- Born: September 17, 1963 (age 62)
- Education: William Fremd High School Harper College
- Occupations: Sports radio talk show host and columnist
- Spouse: Tamara Bickley
- Children: 3

= Dan Bickley =

Sports radio talk show host and columnist

Dan Bickley (born September 17, 1963) is an American sports radio talk show host and on-line sports columnist in Phoenix, Arizona.

==Early life and education==
Bickley grew up on the South Side of Chicago, where he developed an early love for print journalism. He graduated William Fremd High School (Palatine, Illinois) in 1981, and from Harper College in 1984 with a degree in journalism.

==Professional career==
His first job in journalism was with the Chicago Sun-Times, where he was a sports beat reporter. He covered the Chicago Bulls and Michael Jordan during their championship runs. After leaving the Sun-Times he became a syndicated columnist for the Copley News Service. In 1998 he moved to Arizona to cover the expansion baseball team, the Arizona Diamondbacks, for the Arizona Republic. He was also a sports anchor for the local NBC affiliate, until a change of ownership. He became the lead sports columnist for The Arizona Republic and its on-line edition, AZCentral.com. After several years in Arizona, he began doing sports talk radio on KGME and in 2009 the show was voted "Best Local Sports Talk" radio show. In 2013 he moved to KMVP-FM, later branded as Arizona Sports 98.7 FM. In 2018 the show was expanded to four hours, and he left print journalism. He has continued his column only on-line and exclusively for Arizonasports.com. He has expressed a pessimistic view of the future for print journalism: "The Golden Age of Journalism didn't last...newspapers are dying." He now feels liberated from deadlines, paywalls and pop-up ads. He has been called the closest thing Phoenix has to a sports media superstar.

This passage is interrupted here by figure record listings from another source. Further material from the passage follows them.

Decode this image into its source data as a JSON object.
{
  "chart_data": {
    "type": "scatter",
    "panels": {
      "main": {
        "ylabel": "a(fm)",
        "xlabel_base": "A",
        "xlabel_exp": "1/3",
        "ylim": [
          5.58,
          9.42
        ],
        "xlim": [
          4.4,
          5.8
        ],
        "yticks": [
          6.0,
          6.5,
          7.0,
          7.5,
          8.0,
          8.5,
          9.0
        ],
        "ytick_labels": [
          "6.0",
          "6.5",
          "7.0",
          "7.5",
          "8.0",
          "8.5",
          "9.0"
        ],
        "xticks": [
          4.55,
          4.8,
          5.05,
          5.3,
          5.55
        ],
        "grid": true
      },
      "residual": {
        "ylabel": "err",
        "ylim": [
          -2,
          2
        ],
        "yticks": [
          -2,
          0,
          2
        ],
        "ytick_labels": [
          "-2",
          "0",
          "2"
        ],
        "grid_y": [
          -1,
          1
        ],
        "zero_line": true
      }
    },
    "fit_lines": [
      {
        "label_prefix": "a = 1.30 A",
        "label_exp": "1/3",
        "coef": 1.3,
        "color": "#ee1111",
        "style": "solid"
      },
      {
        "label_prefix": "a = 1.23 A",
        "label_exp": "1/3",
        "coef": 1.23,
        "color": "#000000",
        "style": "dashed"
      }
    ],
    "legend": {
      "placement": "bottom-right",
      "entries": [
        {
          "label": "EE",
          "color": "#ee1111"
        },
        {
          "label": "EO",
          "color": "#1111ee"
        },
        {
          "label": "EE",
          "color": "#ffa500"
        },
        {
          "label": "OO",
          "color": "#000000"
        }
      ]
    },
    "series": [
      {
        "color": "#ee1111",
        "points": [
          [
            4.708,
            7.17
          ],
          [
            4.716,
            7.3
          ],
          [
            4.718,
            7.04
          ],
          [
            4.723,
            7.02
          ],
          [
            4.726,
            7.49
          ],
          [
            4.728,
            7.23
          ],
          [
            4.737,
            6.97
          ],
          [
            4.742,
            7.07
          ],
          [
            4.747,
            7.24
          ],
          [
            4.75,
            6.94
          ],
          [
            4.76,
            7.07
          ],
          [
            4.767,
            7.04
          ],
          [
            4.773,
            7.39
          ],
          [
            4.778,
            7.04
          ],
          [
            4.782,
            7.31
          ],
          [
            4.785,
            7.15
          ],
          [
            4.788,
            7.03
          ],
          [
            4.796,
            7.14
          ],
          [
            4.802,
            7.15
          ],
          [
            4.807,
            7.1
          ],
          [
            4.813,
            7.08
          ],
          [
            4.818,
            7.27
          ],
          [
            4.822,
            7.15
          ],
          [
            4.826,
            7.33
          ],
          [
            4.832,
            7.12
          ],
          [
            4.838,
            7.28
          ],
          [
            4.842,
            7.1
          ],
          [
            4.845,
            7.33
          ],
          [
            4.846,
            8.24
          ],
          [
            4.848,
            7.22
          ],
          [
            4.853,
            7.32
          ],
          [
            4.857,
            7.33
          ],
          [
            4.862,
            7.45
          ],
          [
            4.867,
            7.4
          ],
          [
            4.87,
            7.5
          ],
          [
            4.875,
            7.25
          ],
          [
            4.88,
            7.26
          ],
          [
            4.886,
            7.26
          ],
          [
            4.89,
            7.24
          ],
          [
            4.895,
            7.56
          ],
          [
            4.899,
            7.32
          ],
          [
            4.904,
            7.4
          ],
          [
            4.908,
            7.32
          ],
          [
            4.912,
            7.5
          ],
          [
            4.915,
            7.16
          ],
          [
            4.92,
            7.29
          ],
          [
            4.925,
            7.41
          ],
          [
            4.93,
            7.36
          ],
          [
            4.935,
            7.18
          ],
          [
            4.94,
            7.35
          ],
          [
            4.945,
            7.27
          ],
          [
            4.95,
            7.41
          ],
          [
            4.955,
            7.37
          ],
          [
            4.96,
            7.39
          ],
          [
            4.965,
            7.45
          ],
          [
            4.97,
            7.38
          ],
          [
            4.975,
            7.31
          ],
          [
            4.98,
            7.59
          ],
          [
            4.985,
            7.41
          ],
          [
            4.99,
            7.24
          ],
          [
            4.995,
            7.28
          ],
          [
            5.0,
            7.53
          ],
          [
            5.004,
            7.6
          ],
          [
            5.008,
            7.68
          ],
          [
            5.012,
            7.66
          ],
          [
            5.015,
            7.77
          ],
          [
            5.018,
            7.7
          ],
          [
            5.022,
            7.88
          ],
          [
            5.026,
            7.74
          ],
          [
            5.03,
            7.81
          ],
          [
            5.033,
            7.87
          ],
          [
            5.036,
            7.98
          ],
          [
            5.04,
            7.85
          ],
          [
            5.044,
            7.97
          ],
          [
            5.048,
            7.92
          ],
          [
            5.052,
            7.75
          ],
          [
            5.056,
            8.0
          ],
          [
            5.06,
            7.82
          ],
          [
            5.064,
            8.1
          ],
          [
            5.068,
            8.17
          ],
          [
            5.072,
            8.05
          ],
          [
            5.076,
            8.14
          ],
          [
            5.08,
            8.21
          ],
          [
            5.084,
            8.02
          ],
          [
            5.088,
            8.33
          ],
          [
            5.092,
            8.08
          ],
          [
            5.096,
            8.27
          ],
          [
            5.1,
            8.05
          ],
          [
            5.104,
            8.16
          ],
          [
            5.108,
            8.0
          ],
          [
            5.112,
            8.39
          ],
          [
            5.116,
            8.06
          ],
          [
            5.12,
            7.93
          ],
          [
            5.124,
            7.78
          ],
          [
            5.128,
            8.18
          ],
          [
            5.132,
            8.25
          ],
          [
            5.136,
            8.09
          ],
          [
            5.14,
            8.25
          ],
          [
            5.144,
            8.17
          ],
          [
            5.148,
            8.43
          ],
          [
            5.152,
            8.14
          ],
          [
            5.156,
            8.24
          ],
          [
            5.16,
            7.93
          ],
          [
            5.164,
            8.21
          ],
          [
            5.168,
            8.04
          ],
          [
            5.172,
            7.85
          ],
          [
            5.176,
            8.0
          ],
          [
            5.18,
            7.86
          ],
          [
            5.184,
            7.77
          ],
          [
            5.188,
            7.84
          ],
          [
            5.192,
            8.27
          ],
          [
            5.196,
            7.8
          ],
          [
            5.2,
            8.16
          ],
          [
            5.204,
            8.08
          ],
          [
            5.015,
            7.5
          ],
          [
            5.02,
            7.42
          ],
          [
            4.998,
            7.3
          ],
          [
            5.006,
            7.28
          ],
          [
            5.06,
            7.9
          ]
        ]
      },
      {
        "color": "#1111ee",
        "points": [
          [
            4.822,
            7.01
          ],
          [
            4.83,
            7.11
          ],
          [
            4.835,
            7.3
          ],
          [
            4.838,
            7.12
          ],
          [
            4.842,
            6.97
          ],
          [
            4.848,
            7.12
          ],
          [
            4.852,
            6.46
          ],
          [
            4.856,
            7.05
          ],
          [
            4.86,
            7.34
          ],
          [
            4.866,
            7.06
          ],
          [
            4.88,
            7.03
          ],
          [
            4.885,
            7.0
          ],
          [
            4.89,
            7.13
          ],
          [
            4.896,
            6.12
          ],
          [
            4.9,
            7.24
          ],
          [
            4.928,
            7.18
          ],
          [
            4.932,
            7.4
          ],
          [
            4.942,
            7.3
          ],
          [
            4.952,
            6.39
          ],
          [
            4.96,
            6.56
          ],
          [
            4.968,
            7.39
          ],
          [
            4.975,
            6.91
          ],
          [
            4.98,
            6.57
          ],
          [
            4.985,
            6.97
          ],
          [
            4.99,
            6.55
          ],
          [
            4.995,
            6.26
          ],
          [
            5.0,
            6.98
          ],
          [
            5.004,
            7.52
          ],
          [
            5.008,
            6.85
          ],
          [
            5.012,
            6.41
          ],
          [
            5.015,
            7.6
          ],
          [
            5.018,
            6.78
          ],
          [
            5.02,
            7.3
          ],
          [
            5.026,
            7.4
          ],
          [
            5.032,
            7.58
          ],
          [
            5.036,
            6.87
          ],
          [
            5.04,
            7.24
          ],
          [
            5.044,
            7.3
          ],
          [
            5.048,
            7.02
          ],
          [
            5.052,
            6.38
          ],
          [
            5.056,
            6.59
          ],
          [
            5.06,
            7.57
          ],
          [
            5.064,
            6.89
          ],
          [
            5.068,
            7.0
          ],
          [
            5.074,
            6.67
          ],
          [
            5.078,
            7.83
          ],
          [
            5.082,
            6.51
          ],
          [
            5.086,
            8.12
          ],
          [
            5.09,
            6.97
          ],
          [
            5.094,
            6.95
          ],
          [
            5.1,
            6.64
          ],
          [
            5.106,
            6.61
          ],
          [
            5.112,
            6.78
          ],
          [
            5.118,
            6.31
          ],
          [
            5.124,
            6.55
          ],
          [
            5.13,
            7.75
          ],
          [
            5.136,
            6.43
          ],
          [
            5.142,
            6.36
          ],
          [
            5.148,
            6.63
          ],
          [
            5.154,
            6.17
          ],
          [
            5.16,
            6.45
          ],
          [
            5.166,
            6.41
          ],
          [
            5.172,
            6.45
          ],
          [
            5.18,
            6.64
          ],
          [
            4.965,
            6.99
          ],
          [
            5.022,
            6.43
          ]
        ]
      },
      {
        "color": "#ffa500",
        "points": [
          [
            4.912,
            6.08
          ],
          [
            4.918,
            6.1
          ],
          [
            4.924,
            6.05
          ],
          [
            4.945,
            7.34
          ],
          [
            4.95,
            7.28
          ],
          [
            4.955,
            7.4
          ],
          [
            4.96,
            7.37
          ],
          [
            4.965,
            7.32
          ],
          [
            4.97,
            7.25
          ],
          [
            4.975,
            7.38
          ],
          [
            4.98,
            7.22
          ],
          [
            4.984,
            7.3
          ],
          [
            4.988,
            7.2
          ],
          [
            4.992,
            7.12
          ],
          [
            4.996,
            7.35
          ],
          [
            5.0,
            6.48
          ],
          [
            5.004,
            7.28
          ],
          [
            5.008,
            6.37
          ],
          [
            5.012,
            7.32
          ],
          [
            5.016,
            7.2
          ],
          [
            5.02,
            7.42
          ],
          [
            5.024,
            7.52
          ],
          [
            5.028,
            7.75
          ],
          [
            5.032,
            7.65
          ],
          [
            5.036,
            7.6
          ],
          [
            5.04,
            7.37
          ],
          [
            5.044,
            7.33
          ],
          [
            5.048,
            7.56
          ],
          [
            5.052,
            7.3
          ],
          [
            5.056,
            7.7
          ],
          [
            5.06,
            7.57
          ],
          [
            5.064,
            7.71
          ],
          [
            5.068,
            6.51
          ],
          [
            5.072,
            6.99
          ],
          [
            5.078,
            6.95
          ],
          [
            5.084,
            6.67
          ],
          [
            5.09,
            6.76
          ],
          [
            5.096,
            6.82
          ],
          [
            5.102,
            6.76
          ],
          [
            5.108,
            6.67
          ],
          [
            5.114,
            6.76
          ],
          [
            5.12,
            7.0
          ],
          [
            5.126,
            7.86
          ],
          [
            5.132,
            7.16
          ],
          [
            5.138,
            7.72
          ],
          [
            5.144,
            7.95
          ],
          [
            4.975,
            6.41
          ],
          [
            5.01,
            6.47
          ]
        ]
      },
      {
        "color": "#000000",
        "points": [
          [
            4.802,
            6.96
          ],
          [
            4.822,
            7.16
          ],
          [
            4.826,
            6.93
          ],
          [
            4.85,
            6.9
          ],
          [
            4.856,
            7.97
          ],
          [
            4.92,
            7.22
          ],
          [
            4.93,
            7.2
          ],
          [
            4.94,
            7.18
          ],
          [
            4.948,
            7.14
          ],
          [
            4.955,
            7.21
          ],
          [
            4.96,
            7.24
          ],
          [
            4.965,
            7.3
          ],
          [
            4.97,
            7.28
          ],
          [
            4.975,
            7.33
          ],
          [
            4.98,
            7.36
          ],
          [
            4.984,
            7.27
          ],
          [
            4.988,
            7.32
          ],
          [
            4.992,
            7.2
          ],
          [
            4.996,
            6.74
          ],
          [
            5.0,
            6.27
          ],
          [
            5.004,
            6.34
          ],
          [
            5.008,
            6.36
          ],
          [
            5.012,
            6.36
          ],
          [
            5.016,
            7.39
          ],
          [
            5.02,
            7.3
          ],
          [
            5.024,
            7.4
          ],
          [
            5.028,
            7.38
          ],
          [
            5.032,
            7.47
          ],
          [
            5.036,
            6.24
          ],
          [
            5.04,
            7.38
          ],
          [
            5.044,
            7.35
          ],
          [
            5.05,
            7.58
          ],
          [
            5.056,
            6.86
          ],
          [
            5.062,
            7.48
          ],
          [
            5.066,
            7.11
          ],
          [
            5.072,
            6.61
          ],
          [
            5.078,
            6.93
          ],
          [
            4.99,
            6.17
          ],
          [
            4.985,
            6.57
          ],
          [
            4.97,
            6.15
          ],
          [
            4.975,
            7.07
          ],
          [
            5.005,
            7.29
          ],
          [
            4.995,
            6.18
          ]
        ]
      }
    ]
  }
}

Bickley has written two books, both about sports figures with strong Chicago connections, Jerry Colangelo and Dennis Rodman. In the 2009 Return of the Gold: The Journey of Jerry Colangelo and the Redeem Team Bickley paints a very positive image of Colangelo. He describes Colangelo's difficult Chicago upbringing and how he used his reputation and credibility to save USA Basketball after humiliating Olympic basketball defeats in 2004. Almost a decade later he has retained his enthusiasm for Colangelo, recommending he take over the last place Phoenix Suns. No Bull: The Unauthorized Biography of Dennis Rodman (1997) discussed the career and bizarre antics of Rodman. He posits that rather than his behavior being out of control, Rodman deftly manipulated the media and fans.

Bickley has won multiple awards for sports writing from the Arizona Press Club. The Arizona Press Club's comment on his 2013 award:

Bickley’s London Olympics columns were superbly crafted, painstakingly researched, wonderfully insightful — and stunningly far-ranging, with great depth and breadth as he presented multiple, disparate, unique and fascinatingly comprehensive reports on the Games. He won this category in a landslide.

==Personal==
Bickley is married to Tamara Bickley, a professional make-up artist, and has three children. Music has always been one of his passions; he plays rhythm guitar for the rock cover band Whiskey's Quicker. He founded the group in 2011.